Midland, Texas is a short flight from Denver, but a world apart. For one thing, Denver was cool while Midland was 106F on the day of my arrival. But they say it is a 'dry heat'; that must explain why Houston at 85 degrees seems hotter than any day in Midland. Terry Knighton of PBGS met me at the airport and we had a nice chat driving into town. It has always been a dry place, but a two-year drought has driven water issues to desert proportions. The city water supply lake is 17% full and the city is planning some new aquifer wells. The escalating water rate scale means if someone wants a lush, green acre it could cost thousands of dollars a month to water it. But this is Midland where some folks can afford anything.
That evening Terry and the PBGS leadership treated me to a fine evening of conversation and great food at Venezias.

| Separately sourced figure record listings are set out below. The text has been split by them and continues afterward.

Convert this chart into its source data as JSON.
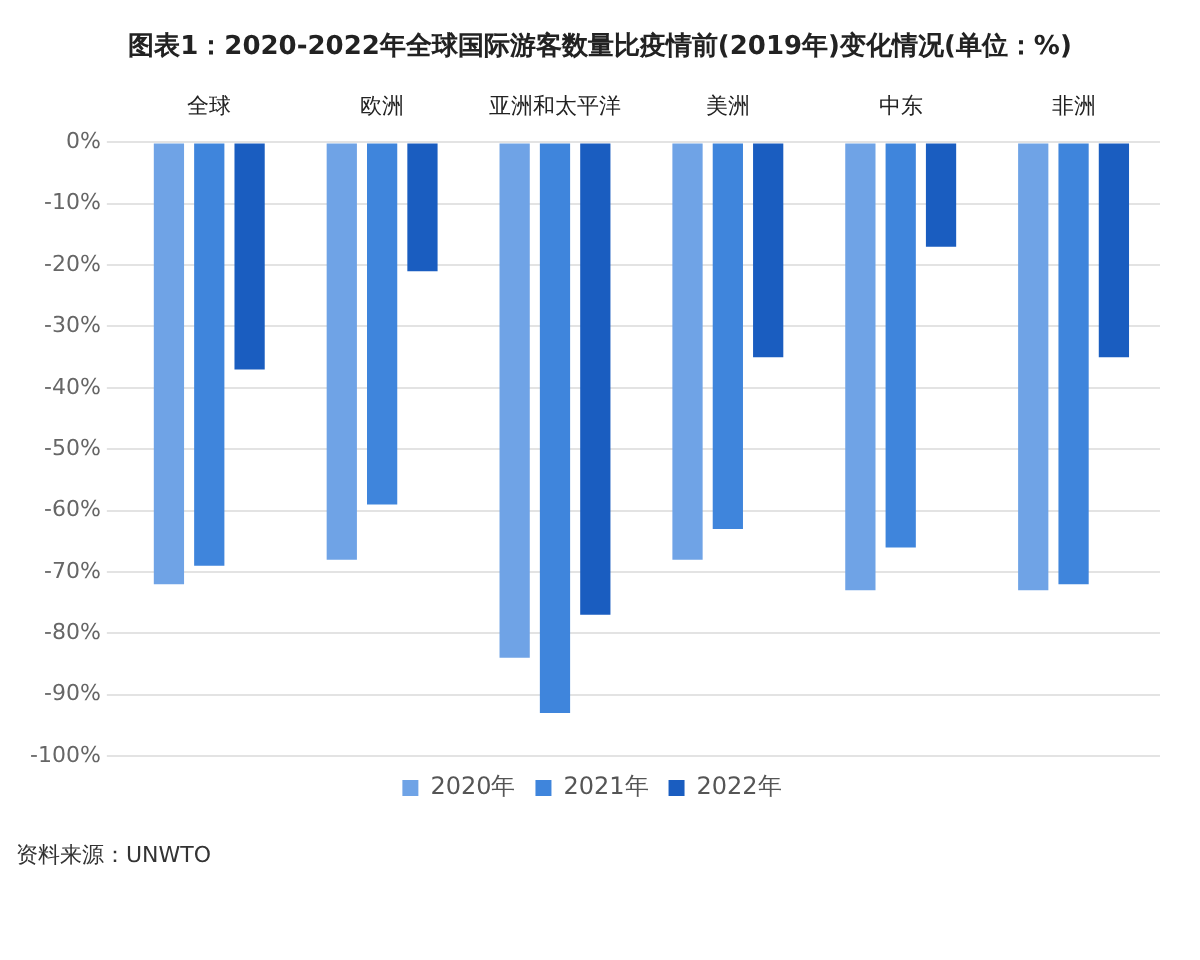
{
  "chart_data": {
    "type": "bar",
    "title": "图表1：2020-2022年全球国际游客数量比疫情前(2019年)变化情况(单位：%)",
    "categories": [
      "全球",
      "欧洲",
      "亚洲和太平洋",
      "美洲",
      "中东",
      "非洲"
    ],
    "series": [
      {
        "name": "2020年",
        "color": "#6fa3e6",
        "values": [
          -72,
          -68,
          -84,
          -68,
          -73,
          -73
        ]
      },
      {
        "name": "2021年",
        "color": "#3f85dc",
        "values": [
          -69,
          -59,
          -93,
          -63,
          -66,
          -72
        ]
      },
      {
        "name": "2022年",
        "color": "#1a5dc0",
        "values": [
          -37,
          -21,
          -77,
          -35,
          -17,
          -35
        ]
      }
    ],
    "ylim": [
      -100,
      0
    ],
    "yticks": [
      {
        "value": 0,
        "label": "0%"
      },
      {
        "value": -10,
        "label": "-10%"
      },
      {
        "value": -20,
        "label": "-20%"
      },
      {
        "value": -30,
        "label": "-30%"
      },
      {
        "value": -40,
        "label": "-40%"
      },
      {
        "value": -50,
        "label": "-50%"
      },
      {
        "value": -60,
        "label": "-60%"
      },
      {
        "value": -70,
        "label": "-70%"
      },
      {
        "value": -80,
        "label": "-80%"
      },
      {
        "value": -90,
        "label": "-90%"
      },
      {
        "value": -100,
        "label": "-100%"
      }
    ],
    "grid": "y",
    "legend": "bottom",
    "annotations": [
      "资料来源：UNWTO"
    ]
  }
}
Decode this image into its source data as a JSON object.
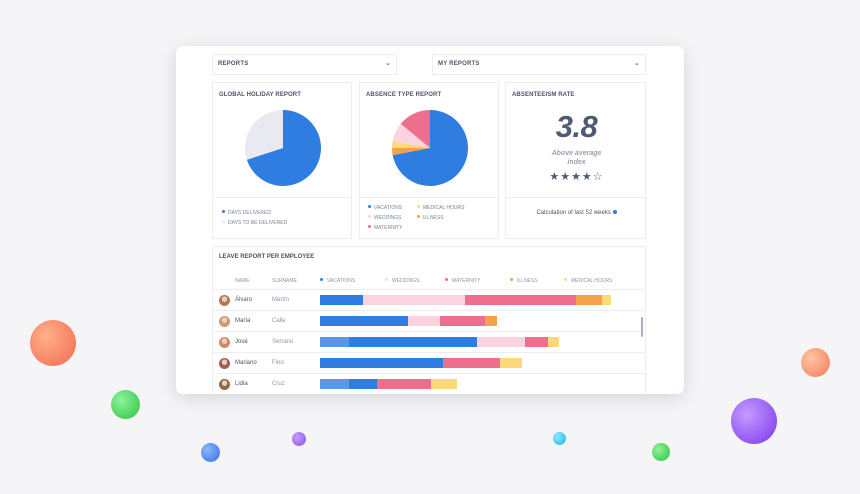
{
  "colors": {
    "vacations": "#2f7de0",
    "vacations_light": "#5a96e6",
    "weddings": "#fbd4df",
    "maternity": "#ee6e8d",
    "illness": "#f5a04a",
    "medical_hours": "#fdd97c",
    "to_be_delivered": "#e9e9f1"
  },
  "selects": {
    "reports": "REPORTS",
    "my_reports": "MY REPORTS"
  },
  "global_holiday": {
    "title": "GLOBAL HOLIDAY REPORT",
    "days_delivered_fraction": 0.7,
    "legend": [
      "DAYS DELIVERED",
      "DAYS TO BE DELIVERED"
    ]
  },
  "absence_type": {
    "title": "ABSENCE TYPE REPORT",
    "slices": [
      {
        "key": "vacations",
        "value": 72
      },
      {
        "key": "illness",
        "value": 3
      },
      {
        "key": "medical_hours",
        "value": 3
      },
      {
        "key": "weddings",
        "value": 8
      },
      {
        "key": "maternity",
        "value": 14
      }
    ],
    "legend": {
      "vacations": "VACATIONS",
      "medical_hours": "MEDICAL HOURS",
      "weddings": "WEDDINGS",
      "illness": "ILLNESS",
      "maternity": "MATERNITY"
    }
  },
  "absenteeism": {
    "title": "ABSENTEEISM RATE",
    "value": "3.8",
    "label_line1": "Above average",
    "label_line2": "index",
    "stars": "★★★★☆",
    "footer": "Calculation of last 52 weeks"
  },
  "leave_report": {
    "title": "LEAVE REPORT PER EMPLOYEE",
    "headers": {
      "name": "NAME",
      "surname": "SURNAME",
      "vacations": "VACATIONS",
      "weddings": "WEDDINGS",
      "maternity": "MATERNITY",
      "illness": "ILLNESS",
      "medical_hours": "MEDICAL HOURS"
    },
    "rows": [
      {
        "name": "Álvaro",
        "surname": "Martín",
        "avatar": "#b07a5a",
        "segments": [
          {
            "key": "vacations",
            "v": 15
          },
          {
            "key": "weddings",
            "v": 36
          },
          {
            "key": "maternity",
            "v": 39
          },
          {
            "key": "illness",
            "v": 9
          },
          {
            "key": "medical_hours",
            "v": 3
          }
        ]
      },
      {
        "name": "María",
        "surname": "Calle",
        "avatar": "#c89a78",
        "segments": [
          {
            "key": "vacations",
            "v": 31
          },
          {
            "key": "weddings",
            "v": 11
          },
          {
            "key": "maternity",
            "v": 16
          },
          {
            "key": "illness",
            "v": 4
          }
        ]
      },
      {
        "name": "José",
        "surname": "Serrano",
        "avatar": "#d08a6a",
        "segments": [
          {
            "key": "vacations_light",
            "v": 10
          },
          {
            "key": "vacations",
            "v": 45
          },
          {
            "key": "weddings",
            "v": 17
          },
          {
            "key": "maternity",
            "v": 8
          },
          {
            "key": "medical_hours",
            "v": 4
          }
        ]
      },
      {
        "name": "Mariano",
        "surname": "Fino",
        "avatar": "#a0605a",
        "segments": [
          {
            "key": "vacations",
            "v": 43
          },
          {
            "key": "maternity",
            "v": 20
          },
          {
            "key": "medical_hours",
            "v": 8
          }
        ]
      },
      {
        "name": "Lidia",
        "surname": "Cruz",
        "avatar": "#8a6a4a",
        "segments": [
          {
            "key": "vacations_light",
            "v": 10
          },
          {
            "key": "vacations",
            "v": 10
          },
          {
            "key": "maternity",
            "v": 19
          },
          {
            "key": "medical_hours",
            "v": 9
          }
        ]
      }
    ]
  }
}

Midland is in a boom cycle driven by unconventional resource plays. There are more realtors in town than houses for sale, anyone who really wants a job can find one, and hotel rooms go for upwards of $200/night (if you can find one). Luckily Terry booked my room well in advance.
We had 21 attending the Midland DISC at the convention center across from my hotel. It was a short walk, but one with a story. It is not my story, but that of my wife Dolores (former Associate Editor of The Leading Edge). Back in the early 1980s the SEG mid-continent meeting was held in Midland and Dolores stayed at this same hotel I was now in for my DISC. In fine evening clothes and high heels she walked across the street toward a group of geophysical friends when, out of nowhere, came a rampaging tumbleweed about 3 feet high propelled by a strong Midland wind. As she describes it, "the thing took me down and I fell in a heap in the middle of the street." For those who saw the event, it is the stuff of legend.
A special thanks is due to Joe Caputo who invited to his regular safety meeting at a charming establishment called The Bar. Take care Midland, next stop Moscow!